When you are backed against a wall by debts, the answer can seem obscure and out of the way. In the panic that is caused by debt, the answer of bankruptcy can often feel like a tempting one. The thing about bankruptcy is that many people don’t know all the facts. They don’t know the pros and cons of both and how to manage in the aftermath of declaring bankruptcy.
Being in debt is not an easy thing to deal with. Apart from the strain on your finances, you’re dealing with the emotional battle that comes with owing money to companies and others around you. It’s a struggle for some just to make ends meet for the mortgage without being saddled with crippling debt repayments on top. Once you fall behind with one payment, debts can often snowball and even if you use websites like creditrepair.co to help your credit later on, you can often find recovery from bankruptcy difficult. So, the question that you have to ask yourself is whether bankruptcy is the answer to your woes. You have to ask yourself whether it’s beneficial for you to file for bankruptcy in the first place, as while it can help you discharge some of your debt it doesn’t get rid of them all.
You can stall the foreclosure of your house and keep your car while you catch up on payments that may have been missed out, which can be a blessing when you’ve waited to catch up on yourself for a while. The thing is, bankruptcy doesn’t change the unsecured debts you owe, which includes the mortgage and the loan you have on your car. You also will not be discharged from alimony or child support debts, or even student loans. If your debt that you hope to write off is lesser than those secured, is it truly an answer to the problem?
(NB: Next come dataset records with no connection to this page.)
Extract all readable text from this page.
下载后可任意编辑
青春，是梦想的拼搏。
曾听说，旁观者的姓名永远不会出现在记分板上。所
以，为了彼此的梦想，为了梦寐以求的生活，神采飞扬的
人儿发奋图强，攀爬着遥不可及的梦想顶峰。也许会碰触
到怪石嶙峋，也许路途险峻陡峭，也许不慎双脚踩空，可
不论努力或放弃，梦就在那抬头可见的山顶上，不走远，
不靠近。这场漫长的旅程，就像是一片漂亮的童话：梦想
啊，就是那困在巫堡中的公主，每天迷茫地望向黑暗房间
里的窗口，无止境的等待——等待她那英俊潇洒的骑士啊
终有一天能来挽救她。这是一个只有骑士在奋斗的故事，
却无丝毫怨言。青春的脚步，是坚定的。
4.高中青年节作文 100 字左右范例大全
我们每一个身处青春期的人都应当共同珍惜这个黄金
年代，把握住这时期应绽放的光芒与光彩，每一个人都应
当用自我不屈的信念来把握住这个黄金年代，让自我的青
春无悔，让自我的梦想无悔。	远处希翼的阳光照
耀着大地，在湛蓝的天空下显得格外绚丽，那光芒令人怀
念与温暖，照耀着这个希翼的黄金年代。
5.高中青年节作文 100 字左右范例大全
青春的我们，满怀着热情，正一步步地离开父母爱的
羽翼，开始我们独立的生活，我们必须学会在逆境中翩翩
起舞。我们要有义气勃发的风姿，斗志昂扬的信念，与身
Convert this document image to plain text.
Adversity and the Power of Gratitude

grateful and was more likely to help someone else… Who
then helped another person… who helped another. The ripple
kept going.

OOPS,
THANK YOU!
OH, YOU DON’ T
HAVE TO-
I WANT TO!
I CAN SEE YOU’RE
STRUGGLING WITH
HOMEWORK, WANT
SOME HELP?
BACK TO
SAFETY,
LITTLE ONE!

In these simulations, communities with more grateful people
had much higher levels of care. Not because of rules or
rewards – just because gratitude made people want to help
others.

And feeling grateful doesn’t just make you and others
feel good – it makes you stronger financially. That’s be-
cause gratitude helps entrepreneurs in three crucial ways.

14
Refinancing student loans can be a good starting point, since this debt cannot be expunged whether or not you elect to pursue bankruptcy.
Bankruptcy stays on your credit file for up to a decade before it drops off, which means that if you happen to need a loan in the meantime you won’t be able to get one. Filing for bankruptcy can also impact future employment opportunities if your employer runs a credit check on you. Filing means going ahead and meeting with counselling agencies and the bank to make sure you have your options covered. It means that you have to lay your debts out on the table and talk to people about who and what you owe and how much you are in the hole. It’s not the right answer for everyone out there, and it certainly isn’t going to let go of all your problems, but filing for bankruptcy could change things for you. It could make it easier to keep your home if you don’t want to lose it.
Bankruptcy may not be a cure for you, but it may be an option that you explore fully before you go ahead. Be smart about your options and consider all consequences so you know that you are in the right place for your finances. Should you declare? That’s up to you, your family and your financial and/or tax advisers. As long as you are clear about the result of doing so, you can be secure in your decision.